THA: It appears to me that many Christians in Korea would argue that they “respect (jonjung)” the queer individuals, but it is going against their belief to “support (jiji)” them. Your pastoral engagement seems to be oriented toward “supporting” queer individuals. Why would you go beyond “respecting” them and give them “support”?

DHL: I think the word “respect” (jonjung in Korean) is misused together with the word “love (sarang).” We often hear Christians saying they are trying to correct what LGBTQ+ people are doing out of respect and love. Respect and love become a justification for their hate speech and paternalistic intervention to regulate other people’s behavior. On the contrary, the way I understand the word “support (jiji)” is accepting the person without any attempt to alter their way of life. Accepting the presence of another person is not conditional. To support someone is not questioning or judging their being and behavior as a “failure” or “sinful,” even without actual encounters with that person.

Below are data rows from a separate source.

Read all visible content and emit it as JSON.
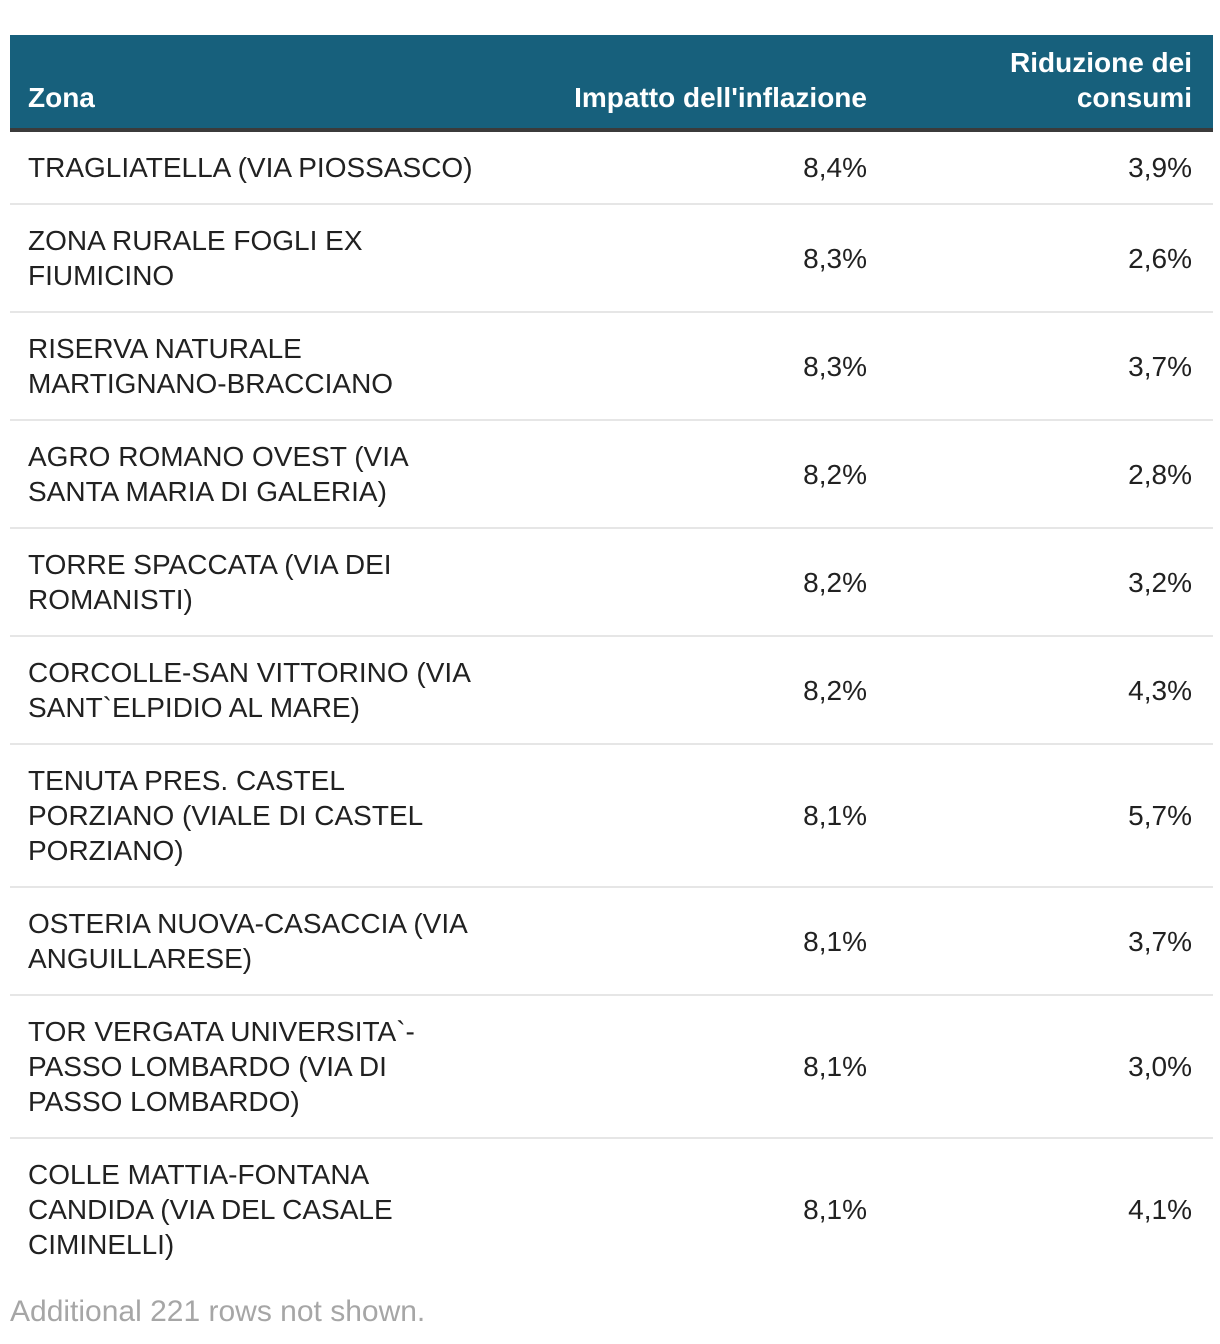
{
  "chart_data": {
    "type": "table",
    "columns": [
      "Zona",
      "Impatto dell'inflazione",
      "Riduzione dei consumi"
    ],
    "column_align": [
      "left",
      "right",
      "right"
    ],
    "rows": [
      [
        "TRAGLIATELLA (VIA PIOSSASCO)",
        "8,4%",
        "3,9%"
      ],
      [
        "ZONA RURALE FOGLI EX FIUMICINO",
        "8,3%",
        "2,6%"
      ],
      [
        "RISERVA NATURALE MARTIGNANO-BRACCIANO",
        "8,3%",
        "3,7%"
      ],
      [
        "AGRO ROMANO OVEST (VIA SANTA MARIA DI GALERIA)",
        "8,2%",
        "2,8%"
      ],
      [
        "TORRE SPACCATA (VIA DEI ROMANISTI)",
        "8,2%",
        "3,2%"
      ],
      [
        "CORCOLLE-SAN VITTORINO (VIA SANT`ELPIDIO AL MARE)",
        "8,2%",
        "4,3%"
      ],
      [
        "TENUTA PRES. CASTEL PORZIANO (VIALE DI CASTEL PORZIANO)",
        "8,1%",
        "5,7%"
      ],
      [
        "OSTERIA NUOVA-CASACCIA (VIA ANGUILLARESE)",
        "8,1%",
        "3,7%"
      ],
      [
        "TOR VERGATA UNIVERSITA`-PASSO LOMBARDO (VIA DI PASSO LOMBARDO)",
        "8,1%",
        "3,0%"
      ],
      [
        "COLLE MATTIA-FONTANA CANDIDA (VIA DEL CASALE CIMINELLI)",
        "8,1%",
        "4,1%"
      ]
    ],
    "impatto_values_pct": [
      8.4,
      8.3,
      8.3,
      8.2,
      8.2,
      8.2,
      8.1,
      8.1,
      8.1,
      8.1
    ],
    "riduzione_values_pct": [
      3.9,
      2.6,
      3.7,
      2.8,
      3.2,
      4.3,
      5.7,
      3.7,
      3.0,
      4.1
    ],
    "footer_note": "Additional 221 rows not shown.",
    "hidden_rows_count": 221,
    "layout": {
      "header_position": "top",
      "grid": "horizontal-separators-only",
      "decimal_separator": ","
    }
  },
  "colors": {
    "header_bg": "#17607C",
    "header_text": "#FFFFFF",
    "header_border_bottom": "#3B3B3B",
    "row_text": "#212121",
    "row_separator": "#E6E6E6",
    "footer_text": "#A6A6A6",
    "background": "#FFFFFF"
  }
}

THA: I would like to hear more about “accepting other people as they are.” Perhaps, it could be a very Calvinist ramification in the Korean churches to believe that what is inherent in and given to us is sinful and must be overcome by faith. However, it still seems to me that conversion (metanoia) plays a big part in our relationship with God because having faith in the Incarnated God in Christ and being guided by the Spirit presuppose an ontological conversion. 

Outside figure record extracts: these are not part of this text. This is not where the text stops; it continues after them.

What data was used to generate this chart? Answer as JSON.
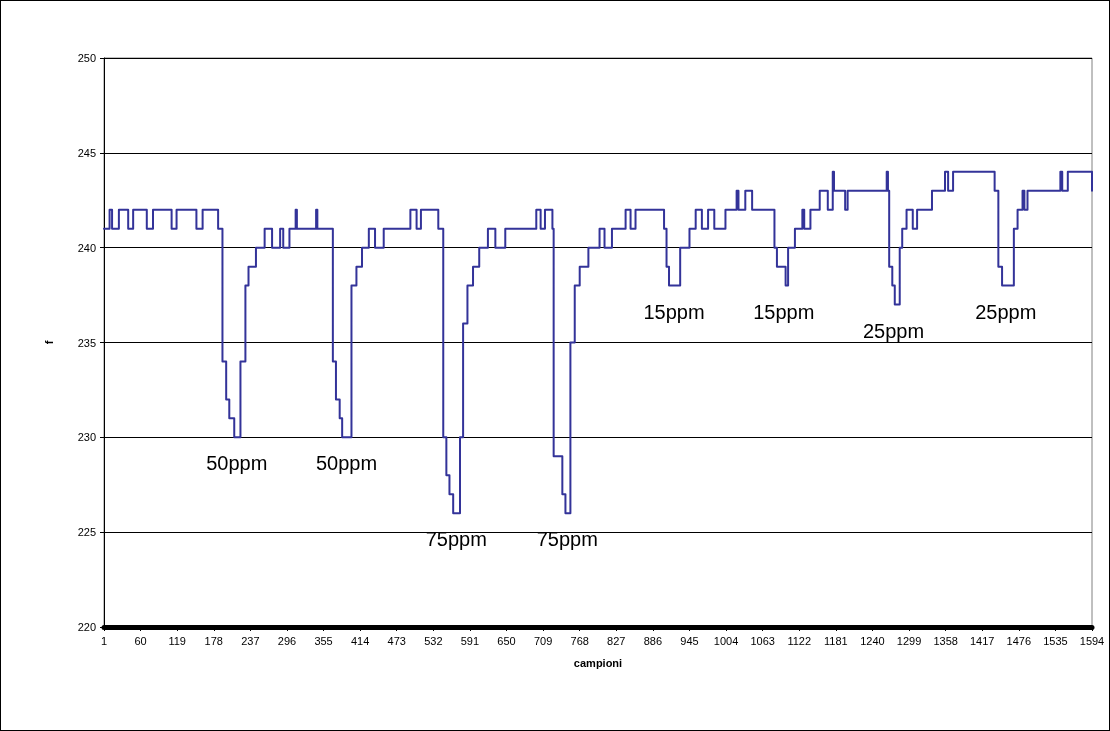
{
  "chart_data": {
    "type": "step",
    "xlabel": "campioni",
    "ylabel": "f",
    "xlim": [
      1,
      1594
    ],
    "xticks": [
      1,
      60,
      119,
      178,
      237,
      296,
      355,
      414,
      473,
      532,
      591,
      650,
      709,
      768,
      827,
      886,
      945,
      1004,
      1063,
      1122,
      1181,
      1240,
      1299,
      1358,
      1417,
      1476,
      1535,
      1594
    ],
    "ylim": [
      220,
      250
    ],
    "yticks": [
      220,
      225,
      230,
      235,
      240,
      245,
      250
    ],
    "grid": "y",
    "marker": "none",
    "line_style": "solid",
    "series": [
      {
        "color": "#333399",
        "x": [
          1,
          10,
          14,
          25,
          40,
          48,
          70,
          80,
          110,
          118,
          150,
          160,
          185,
          192,
          198,
          203,
          211,
          221,
          229,
          234,
          246,
          260,
          272,
          285,
          290,
          300,
          310,
          312,
          343,
          345,
          370,
          375,
          381,
          385,
          400,
          408,
          417,
          428,
          438,
          452,
          495,
          505,
          512,
          540,
          548,
          553,
          558,
          564,
          575,
          580,
          587,
          596,
          606,
          620,
          632,
          648,
          698,
          705,
          712,
          724,
          726,
          740,
          745,
          753,
          760,
          768,
          782,
          800,
          808,
          820,
          842,
          850,
          858,
          904,
          908,
          912,
          930,
          945,
          955,
          965,
          975,
          985,
          1003,
          1021,
          1024,
          1035,
          1046,
          1082,
          1086,
          1100,
          1104,
          1115,
          1127,
          1130,
          1140,
          1155,
          1168,
          1176,
          1178,
          1196,
          1200,
          1263,
          1265,
          1267,
          1272,
          1276,
          1284,
          1288,
          1295,
          1305,
          1312,
          1336,
          1357,
          1362,
          1370,
          1437,
          1443,
          1449,
          1468,
          1474,
          1482,
          1485,
          1490,
          1543,
          1546,
          1555,
          1594
        ],
        "values": [
          241,
          242,
          241,
          242,
          241,
          242,
          241,
          242,
          241,
          242,
          241,
          242,
          241,
          234,
          232,
          231,
          230,
          234,
          238,
          239,
          240,
          241,
          240,
          241,
          240,
          241,
          242,
          241,
          242,
          241,
          234,
          232,
          231,
          230,
          238,
          239,
          240,
          241,
          240,
          241,
          242,
          241,
          242,
          241,
          230,
          228,
          227,
          226,
          230,
          236,
          238,
          239,
          240,
          241,
          240,
          241,
          242,
          241,
          242,
          241,
          229,
          227,
          226,
          235,
          238,
          239,
          240,
          241,
          240,
          241,
          242,
          241,
          242,
          241,
          239,
          238,
          240,
          241,
          242,
          241,
          242,
          241,
          242,
          243,
          242,
          243,
          242,
          240,
          239,
          238,
          240,
          241,
          242,
          241,
          242,
          243,
          242,
          244,
          243,
          242,
          243,
          244,
          243,
          239,
          238,
          237,
          240,
          241,
          242,
          241,
          242,
          243,
          244,
          243,
          244,
          243,
          239,
          238,
          241,
          242,
          243,
          242,
          243,
          244,
          243,
          244,
          243
        ]
      }
    ],
    "annotations": [
      {
        "text": "50ppm",
        "x": 215,
        "y": 230
      },
      {
        "text": "50ppm",
        "x": 392,
        "y": 230
      },
      {
        "text": "75ppm",
        "x": 569,
        "y": 226
      },
      {
        "text": "75ppm",
        "x": 748,
        "y": 226
      },
      {
        "text": "15ppm",
        "x": 920,
        "y": 238
      },
      {
        "text": "15ppm",
        "x": 1097,
        "y": 238
      },
      {
        "text": "25ppm",
        "x": 1274,
        "y": 237
      },
      {
        "text": "25ppm",
        "x": 1455,
        "y": 238
      }
    ]
  }
}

DHL: I also see the importance of conversion and believe sin must be repented to restore the relationship with God. However, degrading sexual minorities as if they do not belong to the creation as well as the object of redemption seems more problematic than discussing whether homosexual behavior is a sin or not. In my view, homosexuality constitutes one’s being and precedes any choice or self-determination. It seems to me that the lack of hospitality for them and the negation of the dignity of God’s beloved creation are more sinful than anything else. 

THA: Would it be correct to say that your social and political engagement is an extension of your faith and your position as a pastor? You recently founded a non-profit organization called “Q&A (Queers and Allies).” I would like to hear more about the mission and work of this organization.

Rev. Lee and his supporters holding a banner saying “Blessing is not a sin”

DHL: Indeed, my expression of solidarity with the LGBTQ+ community in Korea is in line with my faith in Christ, who came down to the world to be “with (-wa hamkke)” the people. The fact that I was brought to trial just for giving a blessing implies that the people who identify themselves to be queer are forced to remain silent and alienated from any pastoral care and recognition. Our organization, Q&A, is long-term oriented. We do not intend to bring about immediate visible changes, although we try our best to support the queer people in need directly. Rather, we are preparing for the time when our society and the communities of faith need resources to restore the broken relationship with the LGBTQ+ community in Korea. We are preparing ourselves to be ready to respond when the world needs us. What we can do now is give a voice to the silenced and actively waiting for the right time. We are trying to reach out to two main groups through our organization’s activities. We create and distribute manuals for ministers who meet queer individuals among their congregations. At the same time, affirming and giving attentive concern for queer Christians is what we are doing and aim to do continuously. 

THA: Do you collaborate with other LGBTQ+ related organizations? 

DHL: Q&A works in solidarity with other non-profit organizations for human rights outside the Church, such as Gagoonet (Korean Network for Partnership and Marriage Rights of LGBT), South Korean Coalition for Anti-discrimination Legislation, and Center for Military Human Rights Korea. We also work with individual churches that express themselves as “rainbow churches.”

 

Taeha An is a lay member of the Presbyterian Church in the Republic of Korea and is currently based in New Haven CT, pursuing a master’s degree in Ethics at Yale University.